More homeowners are finding themselves as accidently landlords recently. Whether you are moving for a new job or relocating to be closer to home, many Americans are finding that they cannot sell their homes for what they owe on their mortgages. So, if you are a landlord, the next question becomes whether or not you hire a property manager to help you find tenants, fix problems with your home, and collect the rent or do you do it all yourself.
My wife and I have recently decided to rent out our home. And, we have decided to hire a property manager. We are currently interviewing three different companies that were recommended by friends and coworkers. Of course, this is not a decision to be made lightly. Here are several questions that you should ask a property manager before hiring them.
How many properties do they manage? – One property manager than I interviewed limited the number of properties they handle per person so they can give your property the attention it deserves.
What are the costs? – Do they take an industry norm of 10% of the rent as a fee? Is there another feed every time the home is vacant and a new tenant is needed? Is advertising costs wrapped up in the monthly fee?
Are they full-time? – Again, this may be an indication as to how much time and effort they can put into filing your vacancies and taking care of issues that crop up at your home.
How will you contact them? – I have heard horror stories of property owners having a hard time getting into quick contact with their property manager.

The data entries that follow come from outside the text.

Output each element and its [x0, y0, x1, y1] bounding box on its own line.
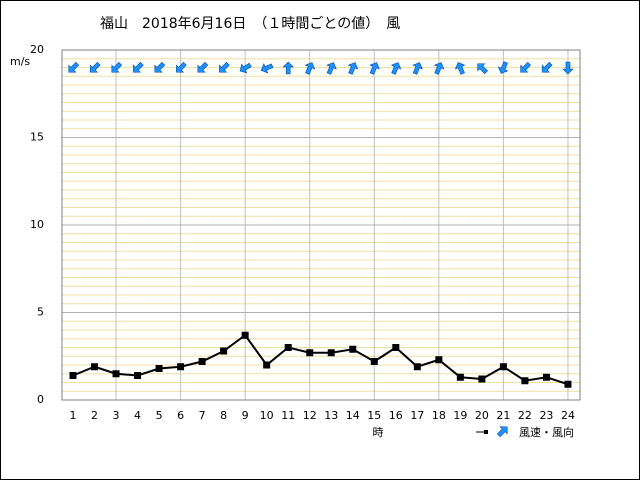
wind-arrow	[562, 61, 574, 75]
x-axis-label: 時	[373, 426, 384, 439]
plot-border	[61, 49, 581, 401]
point	[69, 372, 77, 379]
x-tick-label: 18	[432, 409, 446, 422]
point	[456, 373, 464, 381]
x-tick-label: 21	[496, 409, 510, 422]
x-tick-label: 15	[367, 409, 381, 422]
x-tick-label: 11	[281, 409, 295, 422]
line	[72, 333, 569, 386]
point	[564, 380, 572, 388]
wind-arrow	[326, 62, 337, 75]
chart-title: 福山 2018年6月16日 （１時間ごとの値） 風	[100, 16, 400, 32]
wind-arrow	[68, 61, 80, 73]
x-tick-label: 12	[303, 409, 317, 422]
wind-arrow	[239, 62, 252, 74]
x-tick-label: 13	[324, 409, 338, 422]
y-axis-label: m/s	[10, 55, 30, 68]
x-tick-label: 24	[561, 409, 575, 422]
y-tick-label: 0	[37, 393, 44, 406]
y-tick-label: 10	[30, 218, 44, 231]
point	[284, 344, 292, 351]
point	[112, 370, 120, 378]
x-tick-label: 7	[199, 409, 206, 422]
point	[478, 375, 486, 383]
x-tick-label: 10	[260, 409, 274, 422]
point	[91, 363, 99, 371]
x-tick-label: 16	[389, 409, 403, 422]
wind-arrow	[347, 62, 359, 75]
x-tick-label: 19	[453, 409, 467, 422]
wind-arrow	[433, 62, 445, 75]
y-tick-label: 5	[37, 306, 44, 319]
x-tick-label: 22	[518, 409, 532, 422]
point	[392, 344, 400, 351]
wind-arrow	[176, 61, 187, 73]
wind-arrow	[133, 61, 144, 73]
wind-arrow	[219, 61, 230, 73]
point	[370, 358, 378, 365]
y-tick-label: 15	[30, 131, 44, 144]
point	[155, 365, 163, 372]
wind-arrow	[520, 61, 532, 73]
x-tick-label: 9	[242, 409, 249, 422]
legend-label: 風速・風向	[519, 425, 574, 439]
x-tick-label: 14	[346, 409, 360, 422]
wind-arrow	[89, 61, 101, 73]
wind-arrow	[304, 62, 316, 75]
x-tick-label: 3	[113, 409, 120, 422]
legend-point	[484, 430, 488, 434]
point	[241, 331, 249, 339]
x-tick-label: 17	[410, 409, 424, 422]
point	[327, 349, 335, 357]
wind-arrow	[154, 61, 166, 73]
point	[499, 363, 507, 371]
wind-arrow	[412, 62, 423, 75]
wind-arrow	[369, 62, 380, 75]
x-tick-label: 2	[91, 409, 98, 422]
x-tick-label: 6	[177, 409, 184, 422]
x-tick-label: 8	[220, 409, 227, 422]
point	[220, 347, 228, 355]
wind-arrow	[111, 61, 123, 73]
x-tick-label: 1	[70, 409, 77, 422]
point	[134, 372, 142, 379]
x-tick-label: 20	[475, 409, 489, 422]
wind-arrow	[390, 62, 402, 75]
point	[435, 356, 443, 364]
point	[177, 363, 185, 371]
point	[263, 361, 271, 369]
legend-arrow	[496, 426, 508, 438]
wind-arrow	[197, 61, 209, 73]
wind-arrow	[541, 61, 553, 73]
wind-arrow	[282, 61, 294, 75]
point	[349, 345, 357, 353]
y-tick-label: 20	[30, 43, 44, 56]
wind-arrow	[260, 62, 274, 74]
wind-arrow	[454, 62, 466, 75]
x-tick-label: 23	[539, 409, 553, 422]
x-tick-label: 5	[156, 409, 163, 422]
wind-arrow	[497, 61, 509, 74]
point	[413, 363, 421, 371]
wind-arrow	[477, 63, 488, 75]
x-tick-label: 4	[134, 409, 141, 422]
point	[198, 358, 206, 365]
point	[521, 377, 529, 385]
point	[306, 349, 314, 357]
point	[542, 373, 550, 381]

Are they certified and licensed? – There are several associations and groups that educate and test property managers before they are licensed.
Do they have a contract? – You need one! Period!

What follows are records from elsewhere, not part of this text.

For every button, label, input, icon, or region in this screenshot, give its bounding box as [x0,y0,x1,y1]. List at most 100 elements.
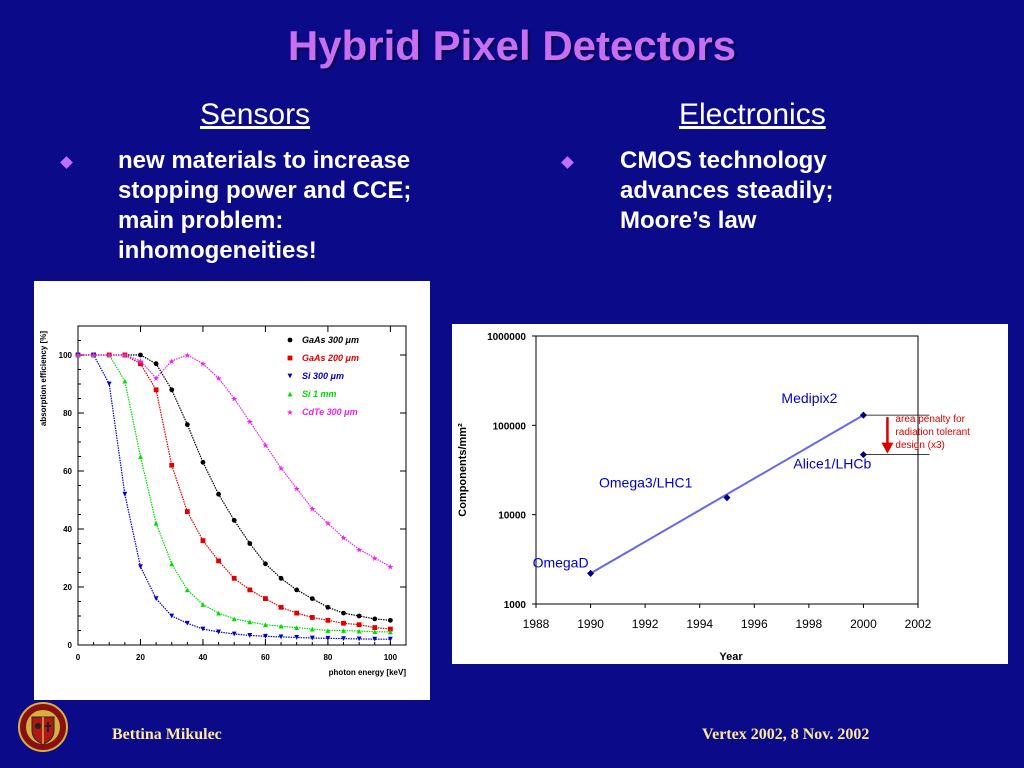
moores-law-chart-panel: 1000 10000 100000 1000000 1988 1990 1992 1994 19… [452,324,1008,664]
y-tick-label: 100000 [493,421,527,432]
legend-label: Si 300 μm [302,371,344,381]
data-point [309,596,315,601]
data-point [325,617,331,623]
data-point [356,622,362,628]
data-point [341,628,346,633]
data-point [294,625,300,630]
absorption-chart-panel: 0 20 40 60 80 100 0 20 40 60 80 100 photon energy [k… [34,281,430,700]
data-point [723,494,731,502]
y-tick-label: 20 [63,583,72,592]
data-point [138,352,143,358]
data-point [138,564,143,570]
data-point [200,538,206,543]
data-point [216,629,221,635]
data-point [387,636,393,642]
data-point: ★ [340,534,347,543]
data-point [231,575,237,581]
data-point: ★ [246,418,253,427]
absorption-efficiency-chart: 0 20 40 60 80 100 0 20 40 60 80 100 photon energy [k… [39,325,407,677]
data-point: ★ [371,554,378,563]
penalty-arrowhead [881,442,894,454]
sensors-bullet-line: new materials to increase [118,147,411,174]
penalty-annotation: area penalty for [895,414,965,425]
y-tick-label: 1000000 [487,332,526,343]
data-point [200,602,206,607]
x-tick-label: 2000 [850,617,877,631]
data-point [263,633,268,639]
data-point [153,596,159,601]
data-point: ★ [277,464,284,473]
electronics-bullet: CMOS technology advances steadily; Moore… [620,146,833,236]
data-point [325,635,331,641]
data-point [216,610,221,616]
data-point [387,626,393,632]
penalty-annotation: design (x3) [895,440,944,451]
electronics-bullet-line: Moore’s law [620,207,757,234]
series-circle [75,352,393,623]
slide-title: Hybrid Pixel Detectors [287,22,737,69]
data-point [184,620,190,626]
legend-marker [287,373,293,379]
data-point [122,352,128,358]
data-point: ★ [199,360,206,369]
data-point [278,623,284,629]
data-point: ★ [184,351,191,360]
data-point [356,613,362,619]
point-label: Omega3/LHC1 [599,475,693,491]
y-tick-label: 0 [68,641,73,650]
data-point [231,517,237,523]
data-point [387,629,393,635]
x-tick-label: 60 [261,653,270,662]
data-point [247,587,253,593]
plot-frame [535,335,919,605]
legend-label: GaAs 200 μm [302,353,359,363]
sensors-heading: Sensors [200,98,311,131]
data-point [231,631,237,637]
data-point [263,596,268,601]
data-point [278,604,284,610]
y-tick-label: 40 [63,525,72,534]
bullet-diamond-icon [60,156,73,169]
x-axis-label: Year [719,651,743,663]
data-point [309,615,315,620]
data-point [372,636,378,642]
data-point: ★ [74,351,81,360]
footer-author: Bettina Mikulec [112,726,222,743]
data-point [247,619,253,625]
data-point: ★ [168,357,175,366]
data-point [309,626,315,632]
data-point: ★ [356,545,363,554]
point-label: OmegaD [533,554,589,570]
data-point [169,613,175,619]
y-tick-label: 1000 [504,600,527,611]
data-point [169,387,175,393]
data-point: ★ [153,374,160,383]
plot-frame [77,325,407,646]
sensors-bullet: new materials to increase stopping power… [118,146,411,266]
legend-marker [287,337,293,343]
data-point [247,633,253,638]
data-point: ★ [309,505,316,514]
sensors-bullet-line: stopping power and CCE; [118,177,412,204]
data-point [356,636,362,642]
point-label: Alice1/LHCb [793,456,871,472]
legend-marker [287,391,293,397]
data-point [231,616,237,622]
penalty-annotation: radiation tolerant [895,427,970,438]
y-tick-label: 10000 [498,511,526,522]
data-point: ★ [293,484,300,493]
data-point [200,459,206,465]
data-point [138,361,143,367]
data-point [247,541,253,546]
data-point [341,610,346,616]
x-tick-label: 80 [323,653,332,662]
data-point [294,610,300,616]
data-point [216,558,221,564]
components-per-mm2-chart: 1000 10000 100000 1000000 1988 1990 1992 1994 19… [457,332,970,663]
x-tick-label: 2002 [905,617,932,631]
data-point [216,491,221,497]
sensors-bullet-line: inhomogeneities! [118,237,317,264]
y-tick-label: 80 [63,409,72,418]
x-tick-label: 1990 [577,617,604,631]
data-point: ★ [137,357,144,366]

How do they screen potential applicants? – Do they pull credit reports? What do they look for specifically in an ideal tenant for your home?

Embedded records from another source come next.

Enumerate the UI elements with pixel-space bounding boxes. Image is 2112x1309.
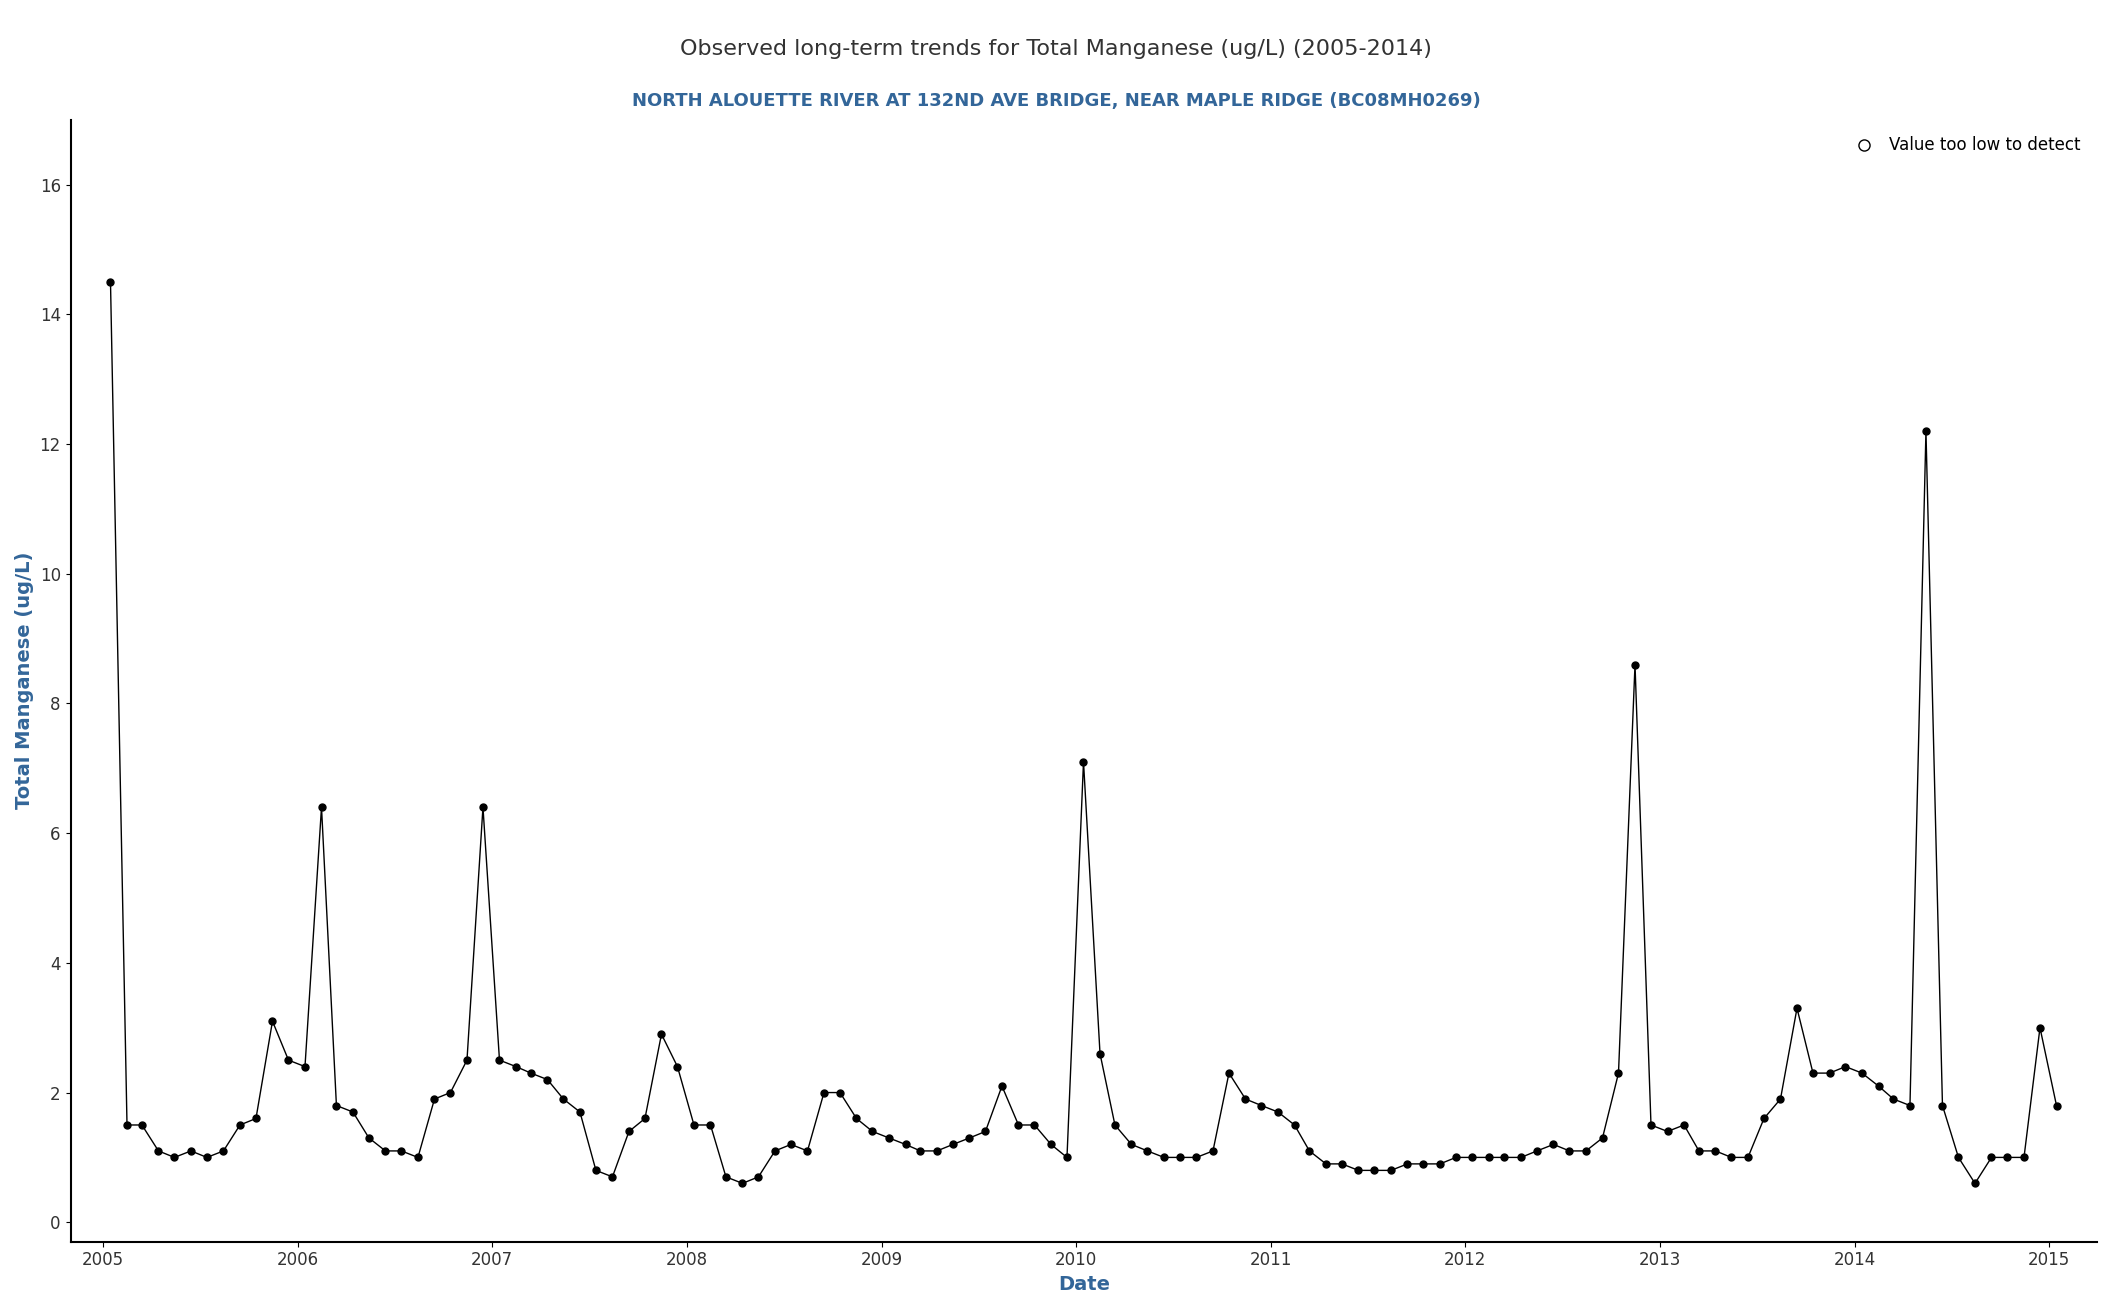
Text: NORTH ALOUETTE RIVER AT 132ND AVE BRIDGE, NEAR MAPLE RIDGE (BC08MH0269): NORTH ALOUETTE RIVER AT 132ND AVE BRIDGE…	[631, 92, 1481, 110]
X-axis label: Date: Date	[1058, 1275, 1109, 1295]
Text: Observed long-term trends for Total Manganese (ug/L) (2005-2014): Observed long-term trends for Total Mang…	[680, 39, 1432, 59]
Legend: Value too low to detect: Value too low to detect	[1840, 128, 2089, 162]
Y-axis label: Total Manganese (ug/L): Total Manganese (ug/L)	[15, 552, 34, 809]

What will they outsource to others? – Do they have a of service professionals such as handymen, lawn care crews, and others?
How do they collect rent? – How do they handle security deposits? Many states have rules regarding security deposits and rent payments. Do they use bank drafts? How do they send you the rent?
How does their eviction process work? – This is hopefully a problem that you never have, but it is good to know their procedures. And, the property manager needs to have a standard procedure how they handle this according to your state’s laws.
How do they handle maintenance issues? – Does the property manager want you to maintain a fund that they have access to for small repairs? Do they recommend that you purchase a separate home warranty from a third party?
Is there a reserve requirement? – This is kind of related to the maintenance plan of the property manager. I met with one that required homeowners to keep $500 in a separate maintenance fund to help with minor repairs.
Do they provide statements? – Or, do they provide you with online account statements on their website? This can be a great feature if you are an out of town landlord on the move.
What is their cancelation policy? – What if you decide to sell your house? Does your property manager firm have a cancelation policy when you terminate your contract with them?
Whose responsibility is yard maintenance? – Typically, yard work is a responsibility that falls on the tenant. But, you want to make sure that it is included in the rental contract the property managers have with tenants.
Do they have a move in checklist?? – Most property managers have a checklist, but it is always a great idea to ask for a copy of what they will use when you are interviewing property managers before you hire them.
How will your property be advertised? – Which websites will your home be advertised on? Will it be listed on the multiple listing service (MLS)? Will your property manager give you a rundown of how your property was shown each week and where it was advertised? Will you be responsible for showing your home while you live there? Or, what is the property manager’s policy on showing properties?
How often will they visit the property? – I have interviewed several managers who only visit your house once every four months. I interviewed another who checks on it every month. It is not hard to see which one I favor.
Do they have references? – This is critical, and this is how my wife and I find all of the professionals we work with. You should not pick people out of the phone book. You need to ask your friends, family, and coworkers for their recommendations. It is the best way to find a successful professional.
Do they also sell property? – Not a critical deciding factor, but it can be a good thing to know if things change for you later down the line.
These are all key questions to ask a property manager that you are considering to hire to manage your home. Do not take these decisions lightly. Conducting the due diligence now when hiring a property manager can help you to prevent issues down the road.